Keywords
coronavirus disease 2019 - severe acute respiratory syndrome coronavirus 2 - predictors in reflection of the severity in Covid 19 patients
Introduction
In Wuhan, Hubei Province, China, in December 2019, a COVID-19 outbreak caused by the 2019 novel severe acute respiratory syndrome coronavirus 2 (SARS-CoV-2) occurred. Coronaviruses are a large family of viruses. It has been found that people are commonly infected with 4 human coronaviruses: 229E, NL63, OC43, and HKU1. Middle East respiratory syndrome (MERS), severe acute respiratory syndrome (SARS), and the most recently discovered coronavirus disease 2019 (COVID-19) cause infectious disease, including severe acute respiratory syndrome coronavirus 2 (SARS-CoV-2).[1] COVID-19 is highly transmittable, mainly through contact with respiratory droplets. In addition, the virus can spread when small droplets released from the upper respiratory tract secretions of an infected individual land on surfaces and then individuals touch these surfaces and then, subsequently, touch their eyes, nose, or mouth.[2] The virus is also shed for an extended period in fecal matter.
The typical clinical manifestations of COVID-19 include fever, cough, and pneumonia, which can eventually lead to more severe respiratory failure and acute respiratory distress syndrome (ARDS). In addition, gastrointestinal manifestations include nausea and vomiting, abdominal pain, anorexia, and diarrhea in some cases, which can be explained by an abundant expression of Angiotensin-Converting Enzyme 2 (ACE2) in the epithelial cells of the gastrointestinal (GI) tract and the tissue distribution of ACE2 in the human body may also suggest potential infection routes and targets of SARS-CoV-2.[3] In ∼ 50% of patients, COVID-19 RNA was detected in feces. The virus may actively infect cells of the GI tract, replicating itself in the epithelium of the small and large intestines, which causes an excessive immunological reaction. The immunological reaction results in the production of numerous cytokines, including interleukin 6 (IL-6), tumor necrosis factor α (TNF-α), and interferon α (INF-α), by activated leukocytes and neutrophils. Acute liver injury in healthy individuals has been reported in a few studies. Mortality from COVID-19 was particularly high among patients with more advanced cirrhosis and those with alcohol-related liver disease.[4]
[5]
[6]
Calprotectin is a calcium- and zinc-binding protein of the S-100 family of proteins. It is widely considered as a useful tool for identifying damage to the intestinal mucosa. In fact, calprotectin is useful for the diagnosis of any organic intestinal disease that causes inflammation of the intestinal wall. The expression of calprotectin is mainly restricted to the intracellular compartment of neutrophils.[7]

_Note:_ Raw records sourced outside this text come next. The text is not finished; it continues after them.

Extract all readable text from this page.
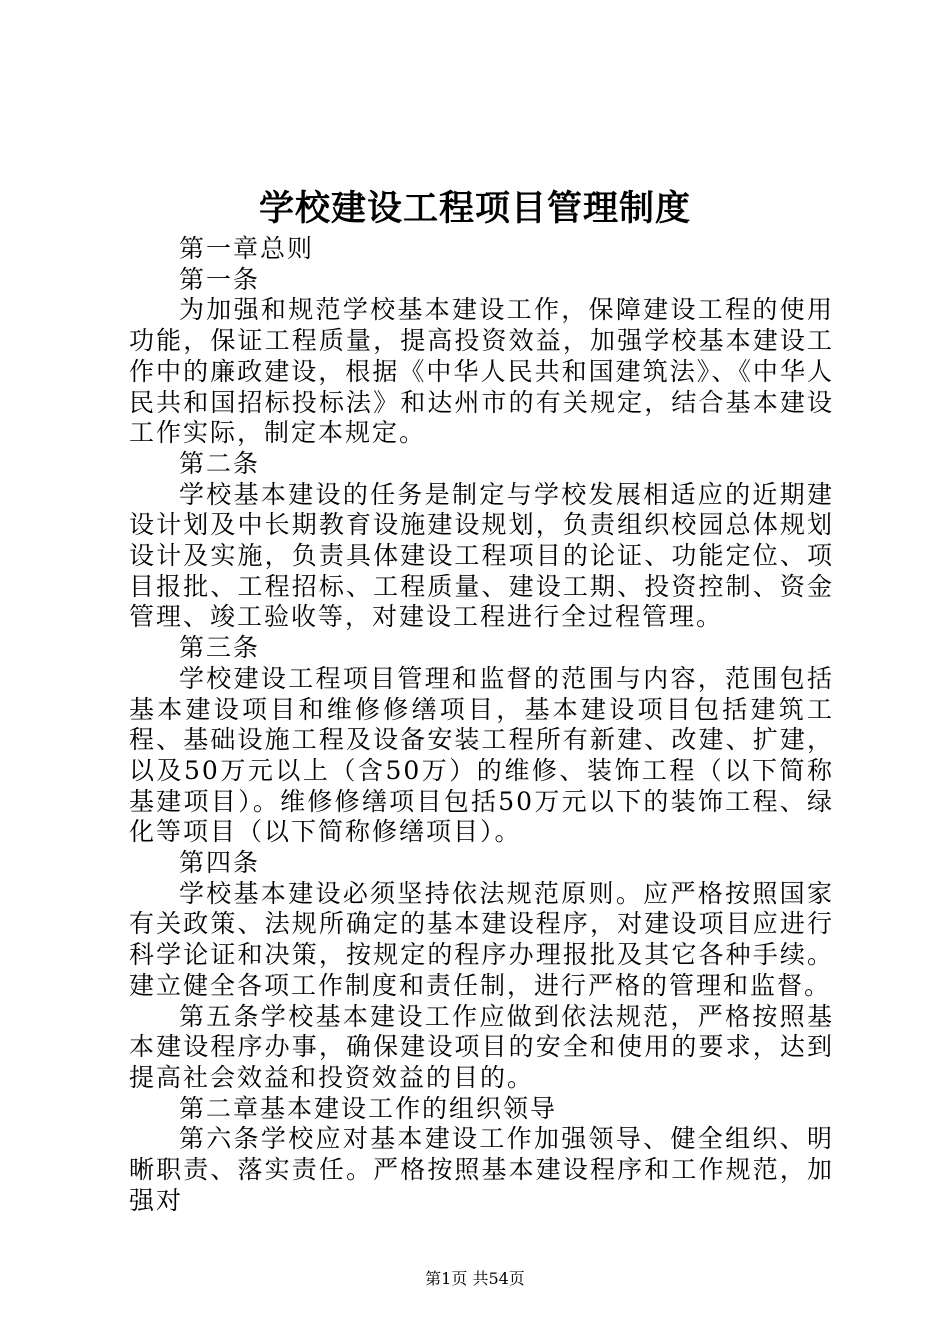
学校建设工程项目管理制度

第一章总则

第一条

为加强和规范学校基本建设工作，保障建设工程的使用功能，保证工程质量，提高投资效益，加强学校基本建设工作中的廉政建设，根据《中华人民共和国建筑法》、《中华人民共和国招标投标法》和达州市的有关规定，结合基本建设工作实际，制定本规定。

第二条

学校基本建设的任务是制定与学校发展相适应的近期建设计划及中长期教育设施建设规划，负责组织校园总体规划设计及实施，负责具体建设工程项目的论证、功能定位、项目报批、工程招标、工程质量、建设工期、投资控制、资金管理、竣工验收等，对建设工程进行全过程管理。

第三条

学校建设工程项目管理和监督的范围与内容，范围包括基本建设项目和维修修缮项目，基本建设项目包括建筑工程、基础设施工程及设备安装工程所有新建、改建、扩建，以及50万元以上（含50万）的维修、装饰工程（以下简称基建项目）。维修修缮项目包括50万元以下的装饰工程、绿化等项目（以下简称修缮项目）。

第四条

学校基本建设必须坚持依法规范原则。应严格按照国家有关政策、法规所确定的基本建设程序，对建设项目应进行科学论证和决策，按规定的程序办理报批及其它各种手续。建立健全各项工作制度和责任制，进行严格的管理和监督。

第五条学校基本建设工作应做到依法规范，严格按照基本建设程序办事，确保建设项目的安全和使用的要求，达到提高社会效益和投资效益的目的。

第二章基本建设工作的组织领导

第六条学校应对基本建设工作加强领导、健全组织、明晰职责、落实责任。严格按照基本建设程序和工作规范，加强对

第1页 共54页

D-dimer is a degradation product of cross-linked fibrin resulting from plasmin cleavage. The role of D-dimer in COVID-19 patients has not been fully investigated.[8]

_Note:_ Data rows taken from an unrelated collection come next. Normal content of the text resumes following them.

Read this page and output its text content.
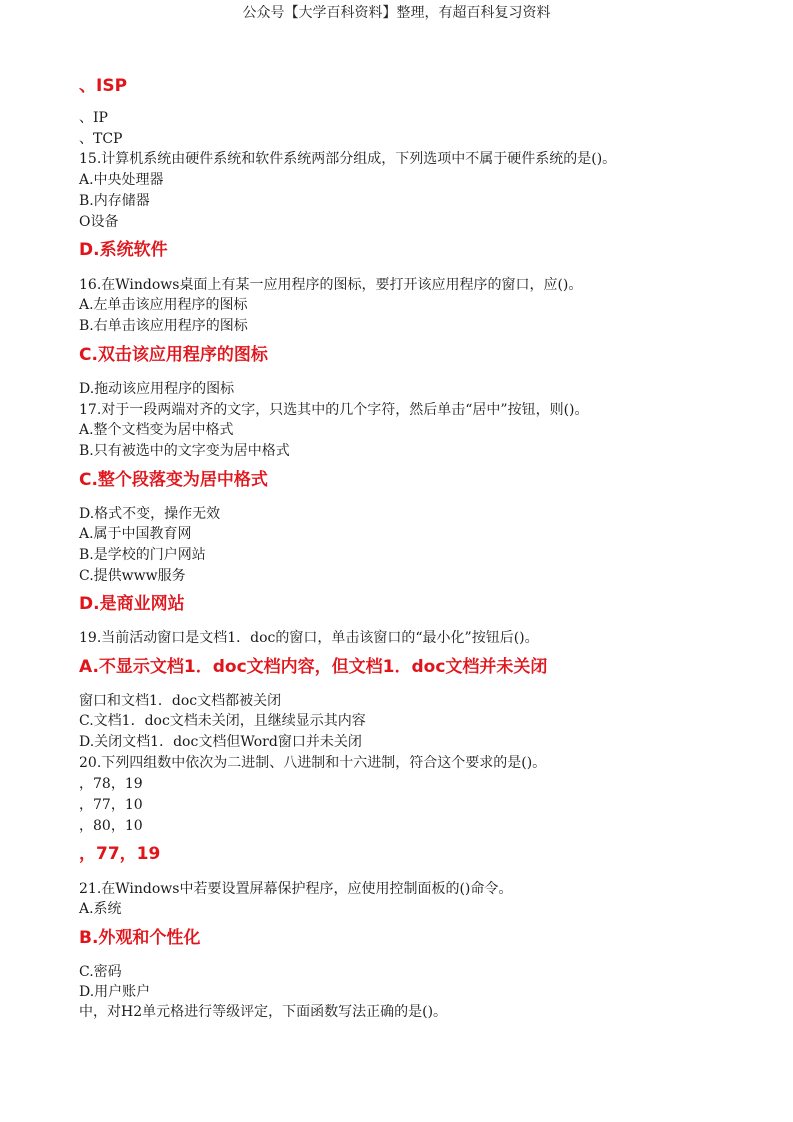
公众号【大学百科资料】整理，有超百科复习资料
、ISP
、IP
、TCP
15.计算机系统由硬件系统和软件系统两部分组成，下列选项中不属于硬件系统的是()。
A.中央处理器
B.内存储器
O设备
D.系统软件
16.在Windows桌面上有某一应用程序的图标，要打开该应用程序的窗口，应()。
A.左单击该应用程序的图标
B.右单击该应用程序的图标
C.双击该应用程序的图标
D.拖动该应用程序的图标
17.对于一段两端对齐的文字，只选其中的几个字符，然后单击“居中”按钮，则()。
A.整个文档变为居中格式
B.只有被选中的文字变为居中格式
C.整个段落变为居中格式
D.格式不变，操作无效
A.属于中国教育网
B.是学校的门户网站
C.提供www服务
D.是商业网站
19.当前活动窗口是文档1．doc的窗口，单击该窗口的“最小化”按钮后()。
A.不显示文档1．doc文档内容，但文档1．doc文档并未关闭
窗口和文档1．doc文档都被关闭
C.文档1．doc文档未关闭，且继续显示其内容
D.关闭文档1．doc文档但Word窗口并未关闭
20.下列四组数中依次为二进制、八进制和十六进制，符合这个要求的是()。
，78，19
，77，10
，80，10
，77，19
21.在Windows中若要设置屏幕保护程序，应使用控制面板的()命令。
A.系统
B.外观和个性化
C.密码
D.用户账户
中，对H2单元格进行等级评定，下面函数写法正确的是()。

To the best of our knowledge, no Egyptian studies that address the indicators of COVID-19 and the predictors of severity exist. The present study aimed to estimate the severity of the disease in patients admitted to the Kafrelsheikh University Hospital (isolation unit), to correlate the severity of the disease with biochemical predictors, to identify valuable biomarkers for gastrointestinal disease, and to determine the cutoff values.
Methods
Study Population
A cross-sectional study was conducted on COVID-19 patients admitted to the Kafrelsheikh University Hospital (isolation unit), a tertiary hospital, between July 10, 2020, and October 30, 2020. The diagnosis of COVID-19 was confirmed via reverse transcription-polymerase chain reaction (RT-PCR), which was used to detect the viral RNA (cobas 6800 system; Roche, Basel, Switzerland), according to the definitions by the World Health Organization (WHO) and the Egyptian Ministry of Health and Population (MOH).[8] The inclusion criteria included hospitalization due to COVID-19 (confirmed via RT-PCR test). We excluded every patient with a history of autoimmune disease, inflammatory bowel disease, or confirmed deep vein thrombosis or pulmonary embolism.

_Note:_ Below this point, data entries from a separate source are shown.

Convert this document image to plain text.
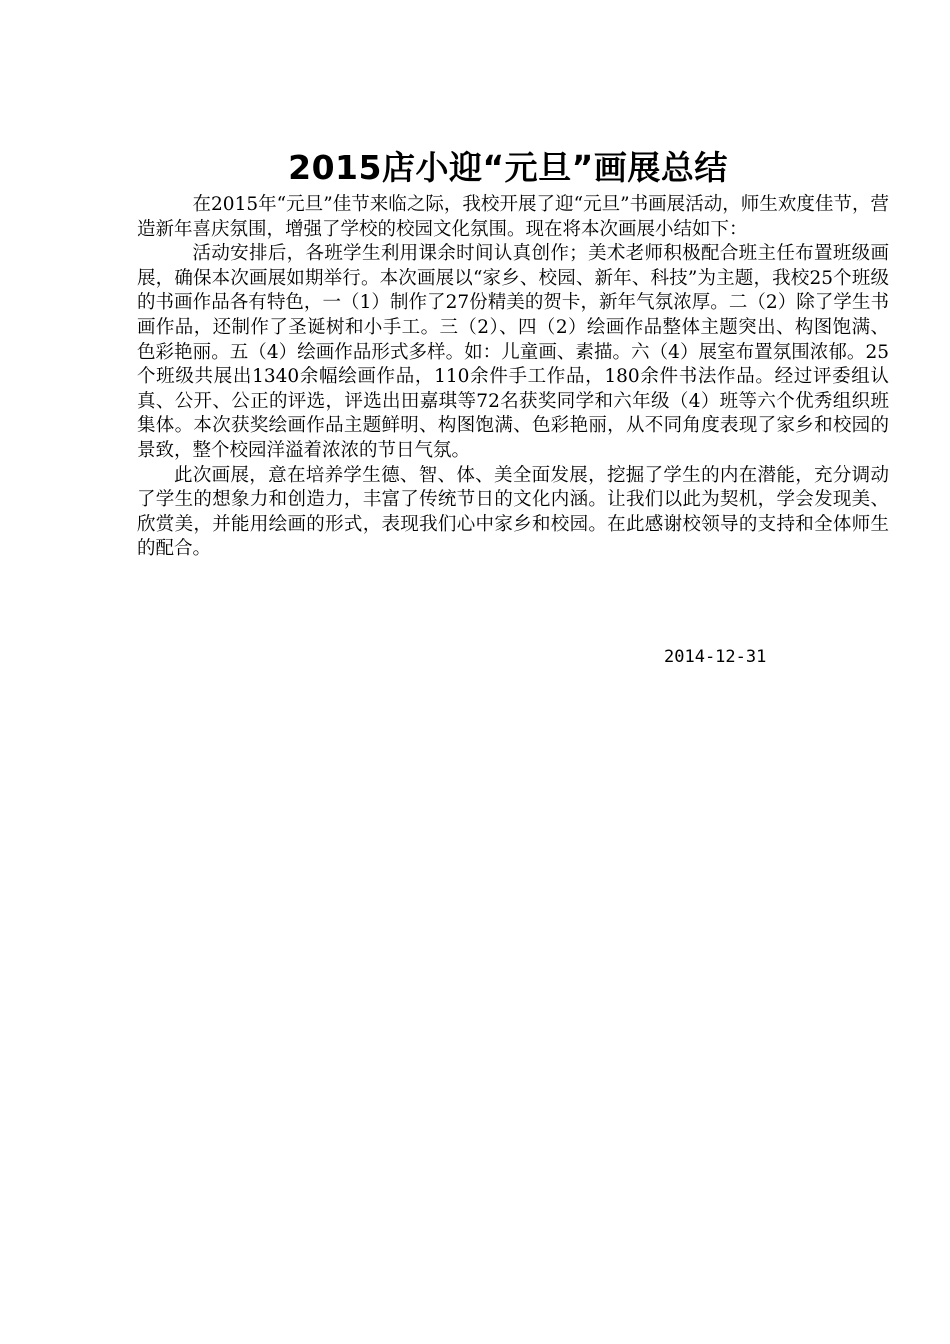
2015店小迎“元旦”画展总结

在2015年“元旦”佳节来临之际，我校开展了迎“元旦”书画展活动，师生欢度佳节，营造新年喜庆氛围，增强了学校的校园文化氛围。现在将本次画展小结如下：

活动安排后，各班学生利用课余时间认真创作；美术老师积极配合班主任布置班级画展，确保本次画展如期举行。本次画展以“家乡、校园、新年、科技”为主题，我校25个班级的书画作品各有特色，一（1）制作了27份精美的贺卡，新年气氛浓厚。二（2）除了学生书画作品，还制作了圣诞树和小手工。三（2）、四（2）绘画作品整体主题突出、构图饱满、色彩艳丽。五（4）绘画作品形式多样。如：儿童画、素描。六（4）展室布置氛围浓郁。25个班级共展出1340余幅绘画作品，110余件手工作品，180余件书法作品。经过评委组认真、公开、公正的评选，评选出田嘉琪等72名获奖同学和六年级（4）班等六个优秀组织班集体。本次获奖绘画作品主题鲜明、构图饱满、色彩艳丽，从不同角度表现了家乡和校园的景致，整个校园洋溢着浓浓的节日气氛。

此次画展，意在培养学生德、智、体、美全面发展，挖掘了学生的内在潜能，充分调动了学生的想象力和创造力，丰富了传统节日的文化内涵。让我们以此为契机，学会发现美、欣赏美，并能用绘画的形式，表现我们心中家乡和校园。在此感谢校领导的支持和全体师生的配合。

2014-12-31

Laboratory and Imaging Methods
Complete blood count, coagulation profile, renal and liver function, D-dimer level, ferritin level, C-reactive protein (CRP) level, and fecal calprotectin level were determined routinely upon admission. The D-dimer level was measured via an immunoturbidimetric assay with a reference range of < 250 mg/L (CS-5100; Sysmex Corporation, Kobe, Japan). The seventh edition of the Chinese Novel Coronavirus Pneumonia Diagnosis and Treatment Plan incorporates computed tomography (CT) imaging into the criteria that clinically define COVID-19.[9]
Classification of Participants
The target group was subdivided into two groups according to the presentation of the disease. Group A consisted of patients who were positive for COVID-19 according to the PCR test and presented with chest symptoms only. Group B consisted of patients that were positive for COVID-19 according to the PCR test and presented with both chest and GI symptoms.
Severity Assessment
The clinical severity of the COVID-19 symptoms was classified into mild/moderate ([Fig. 1a]) or severe/critically ill ([Fig. 1b]
), according to the Novel Coronavirus Pneumonia Diagnosis and Treatment Guideline developed by the National Health Commission of the People's Republic of China.[9] Radiologically, the area of the affected lungs consistent with viral pneumonia was determined from each the first chest CT of each patient after admission.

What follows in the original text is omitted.